Jewish commoners from all walks of life left their geographic origins to form a new collective under the umbrella of a state structure. Jews were already a people, a nation; they sought statehood. They built a place where they could they would not be brutalized perennially by kings, czars, dukes, autocrats. The study of Israel and Israelis is of value because it is a story, actually a series of stories of not wallowing in one’s misery, but of turning challenges into opportunities.  They are stories of linking people to a land,  fighting for freedom for themselves and sometimes from Jews throughout the world. Jews wanted to be citizens of a place or under their own flag.  Israeli history is the story of how Jews earned sovereignty, steadfastly crafting their own destiny.

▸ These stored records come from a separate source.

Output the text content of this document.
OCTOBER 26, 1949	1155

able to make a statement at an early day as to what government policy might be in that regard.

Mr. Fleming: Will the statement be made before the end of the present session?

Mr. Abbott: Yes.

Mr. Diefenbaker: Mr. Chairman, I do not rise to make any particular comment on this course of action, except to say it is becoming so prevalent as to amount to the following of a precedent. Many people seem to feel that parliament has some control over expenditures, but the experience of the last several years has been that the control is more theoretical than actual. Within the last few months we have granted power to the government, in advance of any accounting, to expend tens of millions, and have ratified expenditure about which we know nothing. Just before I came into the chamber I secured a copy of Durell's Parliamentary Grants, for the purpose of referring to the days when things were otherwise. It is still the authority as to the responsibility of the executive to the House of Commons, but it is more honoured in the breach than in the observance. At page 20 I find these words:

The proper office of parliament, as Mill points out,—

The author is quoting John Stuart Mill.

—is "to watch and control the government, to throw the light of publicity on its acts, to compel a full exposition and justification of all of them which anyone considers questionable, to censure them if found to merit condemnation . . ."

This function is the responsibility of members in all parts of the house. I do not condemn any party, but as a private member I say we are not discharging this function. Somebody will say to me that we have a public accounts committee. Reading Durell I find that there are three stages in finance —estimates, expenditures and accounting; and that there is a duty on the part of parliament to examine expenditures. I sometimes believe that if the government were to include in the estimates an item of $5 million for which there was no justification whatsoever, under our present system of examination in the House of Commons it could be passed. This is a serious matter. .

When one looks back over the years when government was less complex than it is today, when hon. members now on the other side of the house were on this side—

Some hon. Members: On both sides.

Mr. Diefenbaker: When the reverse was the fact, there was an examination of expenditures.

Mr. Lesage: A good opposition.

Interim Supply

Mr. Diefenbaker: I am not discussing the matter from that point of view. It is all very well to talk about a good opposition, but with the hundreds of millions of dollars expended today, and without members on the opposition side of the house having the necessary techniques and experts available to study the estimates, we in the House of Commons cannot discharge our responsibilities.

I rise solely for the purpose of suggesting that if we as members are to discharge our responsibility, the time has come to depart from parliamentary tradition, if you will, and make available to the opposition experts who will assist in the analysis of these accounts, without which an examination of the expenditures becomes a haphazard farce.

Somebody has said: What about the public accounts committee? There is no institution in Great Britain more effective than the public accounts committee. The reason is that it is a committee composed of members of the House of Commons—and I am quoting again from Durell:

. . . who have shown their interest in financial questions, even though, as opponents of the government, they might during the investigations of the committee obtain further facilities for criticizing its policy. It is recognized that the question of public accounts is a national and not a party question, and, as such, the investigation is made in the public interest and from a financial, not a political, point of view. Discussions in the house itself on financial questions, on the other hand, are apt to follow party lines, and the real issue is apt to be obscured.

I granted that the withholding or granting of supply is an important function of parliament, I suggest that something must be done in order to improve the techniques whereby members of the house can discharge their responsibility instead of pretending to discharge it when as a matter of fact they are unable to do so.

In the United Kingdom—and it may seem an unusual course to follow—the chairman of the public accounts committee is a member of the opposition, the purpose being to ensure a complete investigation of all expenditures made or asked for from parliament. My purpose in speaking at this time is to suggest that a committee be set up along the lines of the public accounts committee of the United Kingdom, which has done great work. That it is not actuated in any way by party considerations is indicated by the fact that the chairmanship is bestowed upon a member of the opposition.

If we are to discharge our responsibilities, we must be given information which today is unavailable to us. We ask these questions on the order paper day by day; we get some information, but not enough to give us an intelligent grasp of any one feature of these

Studying Israel is learning about characteristics and qualities that we all should seek and cherish: perseverance, dedication, commitment and sacrifice for one another. Israel’s evolution from a group of disparate people of 24,000 in 1881 to a mass of 650,000 in 1948 was undertaken with zest, drive, and not without mistakes of omission and commission. How did those 650,000 become 8.1 million in 2021? 

Bottom row (L-R) Prime Minister Menachem Begin, Minister of Defense Ezer Weizman, Finance Miniser Simcha Ehrlich, and Deputy Prime Minister Yigal Yadin.  Top row (L-R) Opposition Leader Shimon Peres, MK Yigal Allon, and MK Abba Eban. Photo Courtesy of the Central Zionist Archives

In establishing and sustaining a Jewish democracy, Israeli society is challenged as it balances civil liberties with national security, reconciles remaining a Jewish majority while it insures the civil and religious rights of its Jewish and non-Jewish citizens. It tests itself daily by finding working balances between its embedded identity to Jewish practice while reconciling contemporary demands for equality of gender, sexual preference, and  racial equality. No apologies are needed for knowing and belonging to Israel’s story. Learning about modern Israel uniquely engages Christians with reinforcement of scripture in their identity to ancient Israel with its prophetic commandments as bedrock in belief.  Studying Israel is understanding and internalizing a core Jewish value of taking care of one’s own, of coming together in times of need and crises, and knowing how to  preserve national security against adversaries that prefer Israel’s moral demise and/or physical destruction.  Studying Israel is the study of a diverse people with a common heritage. It is understanding how they interact with their neighbors and neighborhood seeking acceptance as a state with rights of any other state fulfilling obligations prescribed by international law. 

Israeli soldiers. Photo: Courtesy of United with Israel. 

In 2021, Israel has a population, almost a quarter of whom are Arab, and a state GDP of well over $350 billion.  Seventy-two years after its establishment, Israel is unfinished. It has not achieved finality in determining its borders, the role of religion in state, or its relationships with some of its neighbors.  Israel’s story, with Jewish history as its core, remains complex as it reflects its unending dynamic. And consistently demonstrates for each generation how Jews in good times and bad, shaped their collective destiny as a people, nation, and state.